Evaluating Sediment Stability at Offshore Marine Hydrokinetic Energy Facilities

Monday, 15 December 2014
Craig Alexander Jones, Organization Not Listed, Washington, DC, United States, Jason Magalen, Sea Engineering, Inc., Santa Cruz, CA, United States, Jesse Roberts, Sandia National Laboratories, Albequerque, NM, United States and Grace Chang, University of California Santa Barbara, Santa Barbara, CA, United States
Development of offshore alternative energy production methods through the deployment of Marine Hydrokinetic (MHK) devices (e.g. wave, tidal, and wind generators) in the United States continues at a rapid pace, with significant public and private investment in recent years. The installation of offshore MHK systems includes cabling to the shoreline and some combination of bottom foundation (e.g., piles, gravity bases, suction buckets) or anchored floating structure. Installation of any of this infrastructure at the seabed may affect coastal sediment dynamics. It is, therefore, necessary to evaluate the interrelationships between hydrodynamics and seabed dynamics and the effects of MHK foundations and cables on sediment transport. If sufficient information is known about the physical processes and sediment characteristics of a region, hydrodynamic and sediment transport models may be developed to evaluate near and far-field sediment transport. The ultimate goal of these models and methods is to quantitatively evaluate changes to the baseline seabed stability due to the installation of MHK farms in the water.

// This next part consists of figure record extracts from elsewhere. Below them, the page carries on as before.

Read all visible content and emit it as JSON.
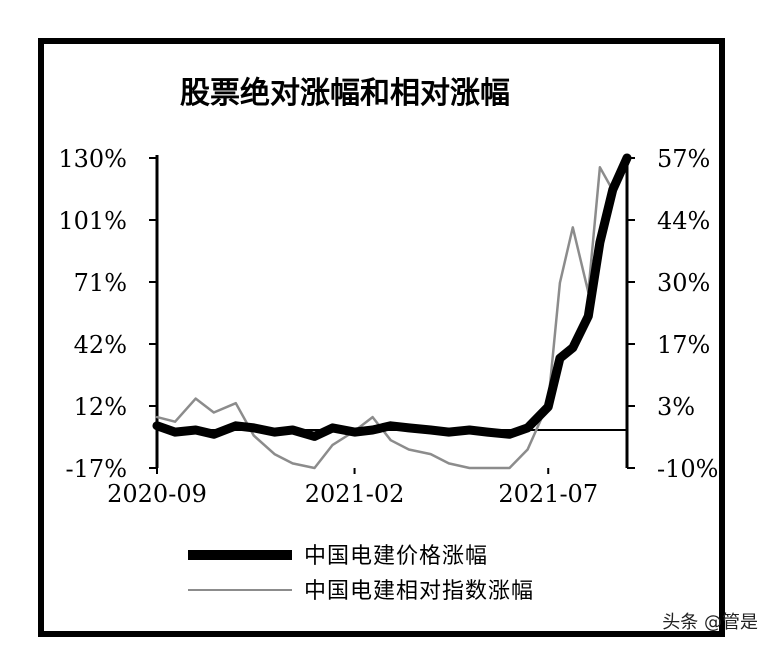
{
  "chart_data": {
    "type": "line",
    "title": "股票绝对涨幅和相对涨幅",
    "left_axis": {
      "ticks": [
        "130%",
        "101%",
        "71%",
        "42%",
        "12%",
        "-17%"
      ],
      "ylim": [
        -17,
        130
      ]
    },
    "right_axis": {
      "ticks": [
        "57%",
        "44%",
        "30%",
        "17%",
        "3%",
        "-10%"
      ],
      "ylim": [
        -10,
        57
      ]
    },
    "x_ticks": [
      "2020-09",
      "2021-02",
      "2021-07"
    ],
    "x_range": [
      "2020-09-01",
      "2021-08-31"
    ],
    "series": [
      {
        "name": "中国电建价格涨幅",
        "axis": "left",
        "color": "#000000",
        "x": [
          "2020-09-01",
          "2020-09-15",
          "2020-10-01",
          "2020-10-15",
          "2020-11-01",
          "2020-11-15",
          "2020-12-01",
          "2020-12-15",
          "2021-01-01",
          "2021-01-15",
          "2021-02-01",
          "2021-02-15",
          "2021-03-01",
          "2021-03-15",
          "2021-04-01",
          "2021-04-15",
          "2021-05-01",
          "2021-05-15",
          "2021-06-01",
          "2021-06-15",
          "2021-07-01",
          "2021-07-10",
          "2021-07-20",
          "2021-08-01",
          "2021-08-10",
          "2021-08-20",
          "2021-08-31"
        ],
        "y": [
          3,
          0,
          1,
          -1,
          3,
          2,
          0,
          1,
          -2,
          2,
          0,
          1,
          3,
          2,
          1,
          0,
          1,
          0,
          -1,
          2,
          12,
          35,
          40,
          55,
          90,
          115,
          130
        ]
      },
      {
        "name": "中国电建相对指数涨幅",
        "axis": "right",
        "color": "#8c8c8c",
        "x": [
          "2020-09-01",
          "2020-09-15",
          "2020-10-01",
          "2020-10-15",
          "2020-11-01",
          "2020-11-15",
          "2020-12-01",
          "2020-12-15",
          "2021-01-01",
          "2021-01-15",
          "2021-02-01",
          "2021-02-15",
          "2021-03-01",
          "2021-03-15",
          "2021-04-01",
          "2021-04-15",
          "2021-05-01",
          "2021-05-15",
          "2021-06-01",
          "2021-06-15",
          "2021-07-01",
          "2021-07-10",
          "2021-07-20",
          "2021-08-01",
          "2021-08-10",
          "2021-08-20",
          "2021-08-31"
        ],
        "y": [
          1,
          0,
          5,
          2,
          4,
          -3,
          -7,
          -9,
          -10,
          -5,
          -2,
          1,
          -4,
          -6,
          -7,
          -9,
          -10,
          -10,
          -10,
          -6,
          4,
          30,
          42,
          28,
          55,
          50,
          57
        ]
      }
    ],
    "legend_position": "bottom"
  },
  "watermark": "头条 @管是"
}
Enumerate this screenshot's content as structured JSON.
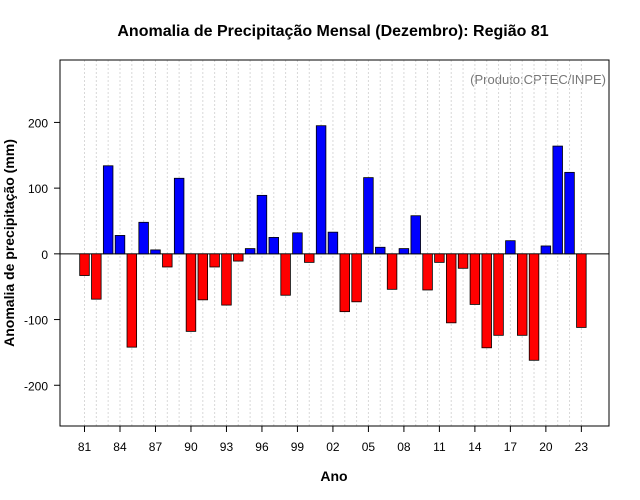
{
  "chart_data": {
    "type": "bar",
    "title": "Anomalia de Precipitação Mensal (Dezembro): Região 81",
    "xlabel": "Ano",
    "ylabel": "Anomalia de precipitação (mm)",
    "annotation": "(Produto:CPTEC/INPE)",
    "ylim": [
      -262,
      295
    ],
    "yticks": [
      -200,
      -100,
      0,
      100,
      200
    ],
    "x": [
      1981,
      1982,
      1983,
      1984,
      1985,
      1986,
      1987,
      1988,
      1989,
      1990,
      1991,
      1992,
      1993,
      1994,
      1995,
      1996,
      1997,
      1998,
      1999,
      2000,
      2001,
      2002,
      2003,
      2004,
      2005,
      2006,
      2007,
      2008,
      2009,
      2010,
      2011,
      2012,
      2013,
      2014,
      2015,
      2016,
      2017,
      2018,
      2019,
      2020,
      2021,
      2022,
      2023
    ],
    "values": [
      -33,
      -69,
      134,
      28,
      -142,
      48,
      6,
      -20,
      115,
      -118,
      -70,
      -20,
      -78,
      -11,
      8,
      89,
      25,
      -63,
      32,
      -13,
      195,
      33,
      -88,
      -73,
      116,
      10,
      -54,
      8,
      58,
      -55,
      -13,
      -105,
      -22,
      -77,
      -143,
      -124,
      20,
      -124,
      -162,
      12,
      164,
      124,
      -112
    ],
    "xtick_labels": [
      "81",
      "84",
      "87",
      "90",
      "93",
      "96",
      "99",
      "02",
      "05",
      "08",
      "11",
      "14",
      "17",
      "20",
      "23"
    ],
    "xtick_years": [
      1981,
      1984,
      1987,
      1990,
      1993,
      1996,
      1999,
      2002,
      2005,
      2008,
      2011,
      2014,
      2017,
      2020,
      2023
    ],
    "colors": {
      "positive": "#0000ff",
      "negative": "#ff0000",
      "grid": "#d8d8d8"
    },
    "grid": true
  }
}
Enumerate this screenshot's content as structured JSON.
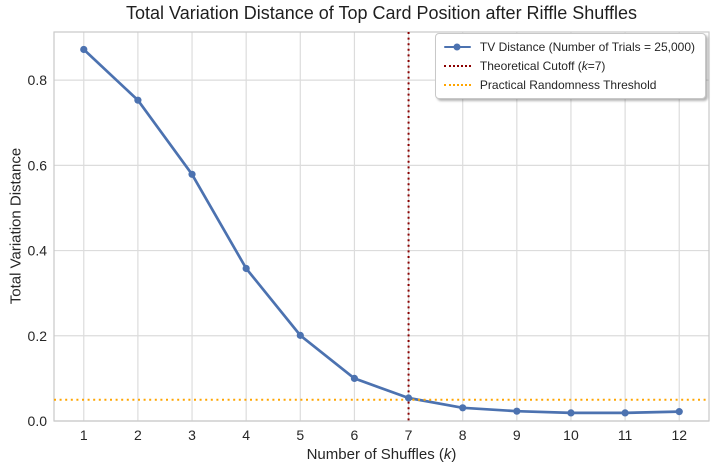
{
  "figure": {
    "title": "Total Variation Distance of Top Card Position after Riffle Shuffles",
    "ylabel": "Total Variation Distance",
    "xlabel": {
      "pre": "Number of Shuffles (",
      "var": "k",
      "post": ")"
    }
  },
  "legend": {
    "position": "upper right",
    "items": [
      {
        "label": "TV Distance (Number of Trials = 25,000)",
        "style": "line-with-marker",
        "color": "#4C72B0"
      },
      {
        "label_pre": "Theoretical Cutoff (",
        "label_var": "k",
        "label_post": "=7)",
        "style": "dotted",
        "color": "#8B0000"
      },
      {
        "label": "Practical Randomness Threshold",
        "style": "dotted",
        "color": "#FFA500"
      }
    ]
  },
  "colors": {
    "tv_line": "#4C72B0",
    "cutoff": "#8B0000",
    "threshold": "#FFA500",
    "grid": "#DCDCDC",
    "spine": "#C9C9C9",
    "text": "#262626"
  },
  "chart_data": {
    "type": "line",
    "title": "Total Variation Distance of Top Card Position after Riffle Shuffles",
    "xlabel": "Number of Shuffles (k)",
    "ylabel": "Total Variation Distance",
    "x": [
      1,
      2,
      3,
      4,
      5,
      6,
      7,
      8,
      9,
      10,
      11,
      12
    ],
    "series": [
      {
        "name": "TV Distance (Number of Trials = 25,000)",
        "values": [
          0.872,
          0.753,
          0.579,
          0.358,
          0.201,
          0.1,
          0.054,
          0.031,
          0.023,
          0.019,
          0.019,
          0.022
        ],
        "color": "#4C72B0",
        "marker": "circle"
      }
    ],
    "reference_lines": [
      {
        "name": "Theoretical Cutoff (k=7)",
        "orientation": "vertical",
        "x": 7,
        "style": "dotted",
        "color": "#8B0000"
      },
      {
        "name": "Practical Randomness Threshold",
        "orientation": "horizontal",
        "y": 0.05,
        "style": "dotted",
        "color": "#FFA500"
      }
    ],
    "xticks": [
      1,
      2,
      3,
      4,
      5,
      6,
      7,
      8,
      9,
      10,
      11,
      12
    ],
    "yticks": [
      0.0,
      0.2,
      0.4,
      0.6,
      0.8
    ],
    "xlim": [
      0.45,
      12.55
    ],
    "ylim": [
      0,
      0.913
    ],
    "grid": true,
    "legend_position": "upper right"
  }
}
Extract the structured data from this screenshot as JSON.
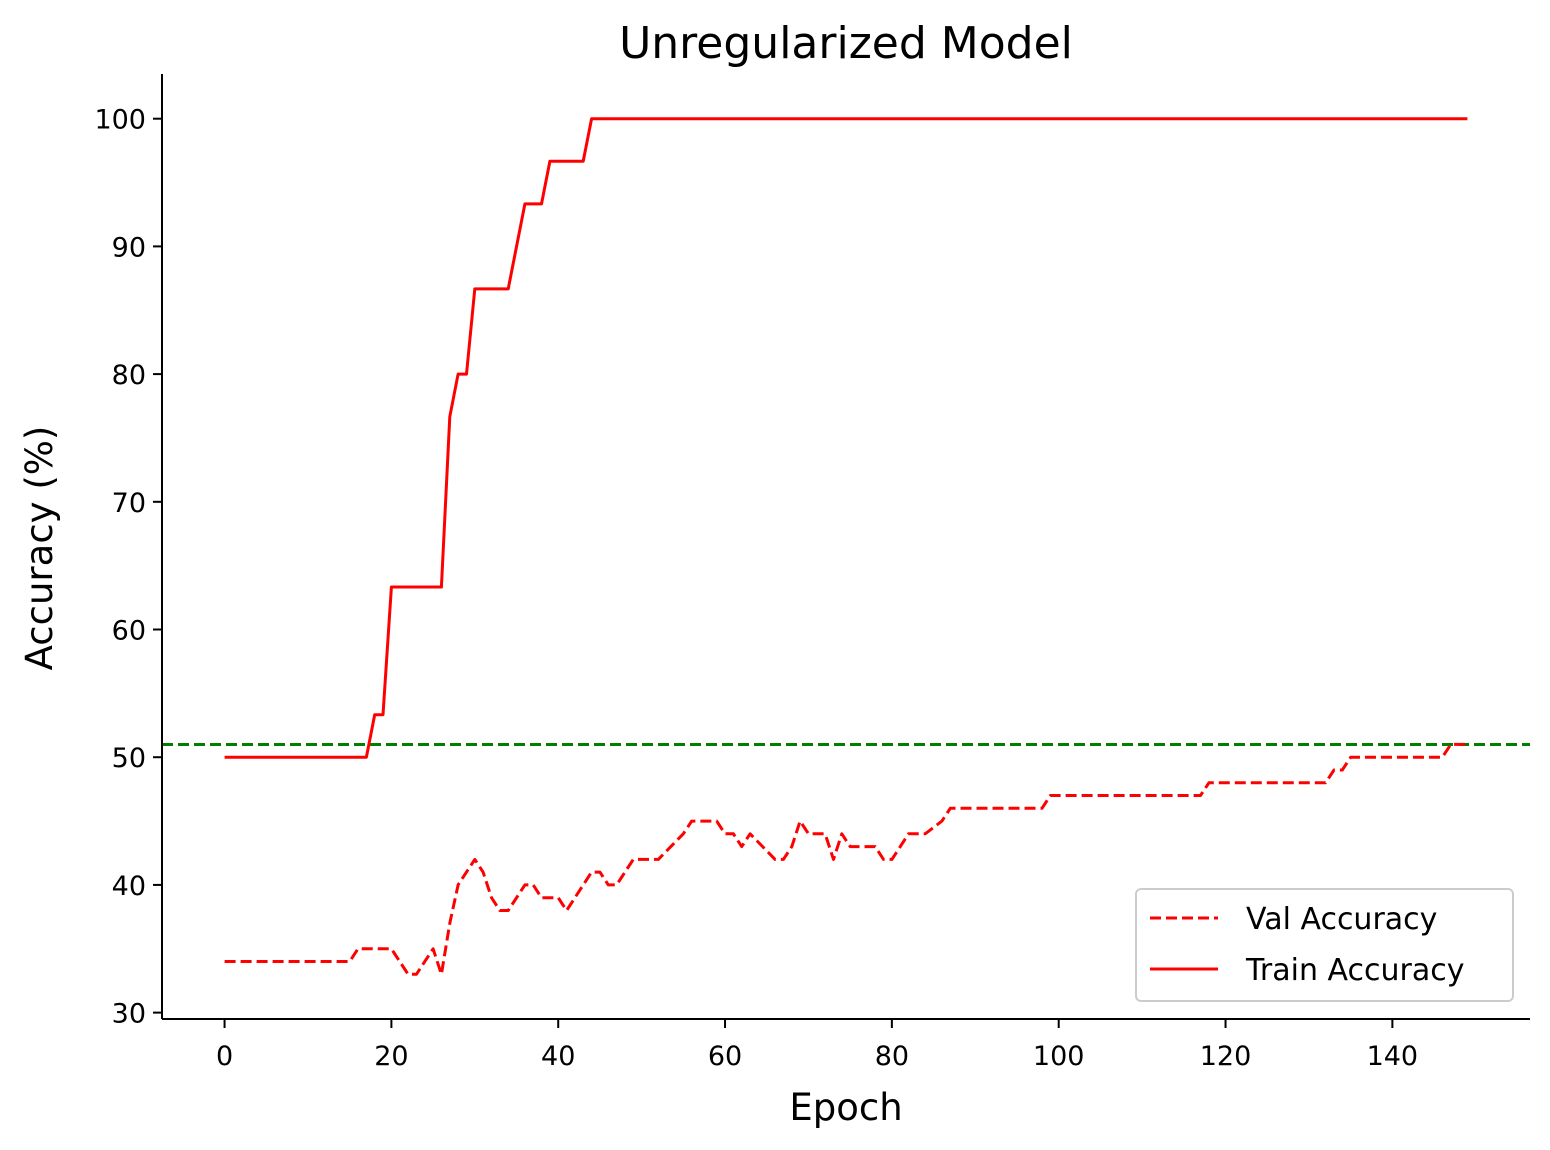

The objective of the present study is to evaluate and validate wave, current, and sediment transport models (i.e., a site analysis) that may be used to estimate risk of sediment mobilization and transport. While the methodology and examples have been presented in a draft guidance document (Roberts et al., 2013), the current report presents an overall strategy for model validation, specifically for a case study in the Santa Cruz Bight, Monterey Bay, CA. Innovative techniques to quantify the risk of sediment mobility has been developed to support these investigations. Public domain numerical models are utilized to estimate the near-shore wave climate (SWAN: Simulating Waves Near-shore) and circulation and sediment transport (EFDC: Environmental Fluid Dynamics Code) regimes. The models were validated with field hydrodynamic data. Sediment size information was provided by the USGS usSEABED sediment database program. Near-bottom current- and wave-induced shear stresses were computed and used directly to derive a sediment mobilization risk relationship.